The Stretch: Knee to Chest
How to: This stretch targets several areas at once that are prone to tightness for people with MS, including your back. It’s a good one to do first thing when you wake up (even from your bed). “When you’re sleeping, you’re fully extended—and that’s when your back might hurt,” Zackwowski says. “When you hug your knees to your chest, it helps bend everything that was extended for so long.” You can bring both knees up at once or alternate one leg at a time—whatever feels better to you. It may even feel good to roll slightly from side to side while holding this stretch.
The payoff: “Some people feel more stable when they stand up, and their balance isn’t quite as off after they do this stretch,” she says.
The Stretch: Bridge
How to: The classic bridge pose incorporates the trunk and legs. Lying on your back with your knees bent, and your arms flat at your sides, lift your hips upward slowly, then lower them. Repeat 2-3 times. “As you lift your hips, go as far as what’s comfortable, and look straight up at the ceiling so you’re not putting undue strain on your neck,” Zackowski says.

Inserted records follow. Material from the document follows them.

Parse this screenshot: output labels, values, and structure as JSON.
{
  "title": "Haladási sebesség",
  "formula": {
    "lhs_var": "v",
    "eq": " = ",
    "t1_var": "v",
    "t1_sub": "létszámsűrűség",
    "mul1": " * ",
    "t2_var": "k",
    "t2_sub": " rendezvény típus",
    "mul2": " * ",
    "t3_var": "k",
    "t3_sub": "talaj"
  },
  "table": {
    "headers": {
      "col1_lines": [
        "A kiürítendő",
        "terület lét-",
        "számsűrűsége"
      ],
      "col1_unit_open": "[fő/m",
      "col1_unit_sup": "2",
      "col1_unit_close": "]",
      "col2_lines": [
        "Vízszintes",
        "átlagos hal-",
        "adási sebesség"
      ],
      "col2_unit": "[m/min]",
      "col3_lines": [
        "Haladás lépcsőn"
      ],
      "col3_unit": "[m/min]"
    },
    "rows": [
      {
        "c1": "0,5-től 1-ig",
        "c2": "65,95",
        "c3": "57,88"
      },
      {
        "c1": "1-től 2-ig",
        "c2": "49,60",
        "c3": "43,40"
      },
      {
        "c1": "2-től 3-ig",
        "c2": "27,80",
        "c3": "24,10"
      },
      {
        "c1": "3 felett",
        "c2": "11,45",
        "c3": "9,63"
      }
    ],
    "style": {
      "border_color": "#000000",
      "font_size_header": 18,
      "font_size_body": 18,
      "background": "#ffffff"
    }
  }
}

The payoff: “The benefit of this stretch is it’s incorporating your glutes and your abdominals,” she says. “Your butt and stomach work together to lift your body, and that warms your hips up for movement.”
The Stretch: Shoulder Flexion
How to: “Sitting on the edge of your bed, if you’re stable, reach your arms up to the ceiling and hold them there for 20 to 40 seconds,” Zackowski says. If that feels too easy, you can also reach with one arm at a time. Either way, always stretch both side of your body. “Even if one side feels like your good side, stretching both sides equally reminds you of what a movement feels like on a side that’s less effected, while giving you a measure of how far off you are on the more effected side,” she notes.
The payoff: Spasms and tension are common in the shoulder area (even if you don’t have MS!). These moves can lessen the pain.
The Stretch: Wrist Flexion and Extension
How to: This is one of the most helpful stretches if you want to improve hand function. Known as an “active assist stretch,” use your opposite hand or thumb to apply gentle pressure to pull your hand into the stretch position. “Your opposite hand gives you a little bit of extra pressure to really encourage the stretch,” says Zackwoski. Use light pressure and be gentle; then pull the hand in the opposite direction for a flexion stretch.
The payoff: The muscles that allow you to flex your fingers are actually in your forearm. By stretching your wrist, you activate those muscles for better control of your fingers.
The Stretch: Spinal Twist
How to: Here’s another one you can do in bed if you want, or on the floor for a deeper stretch since it’s a firmer surface, says Zackowski. Start prone on your back. Bend knees slightly and place feet flat on the floor. If you’re starting with your right side, put your left hand on your bent right knee and slowly lower your knee to the left side of your body. “Try to lie flat on your back and extend your right arm out like a wing so your hips twist,” she says. Repeat on opposite side.
The payoff: “This move helps you not lose mobility in your spine,” says Zackwoski.
It can take a while to get into the habit of stretching for MS, but once you do, you’ll likely see a real difference over time. A good way to establish a stretching routine is to make it the first thing you do when you wake up (did you notice how a lot of these stretches can be done from the comfort of your bed?). “I think everybody should be stretching every morning, at least for a minute or two,” says Zackwoski. “You’ll see an improvement.”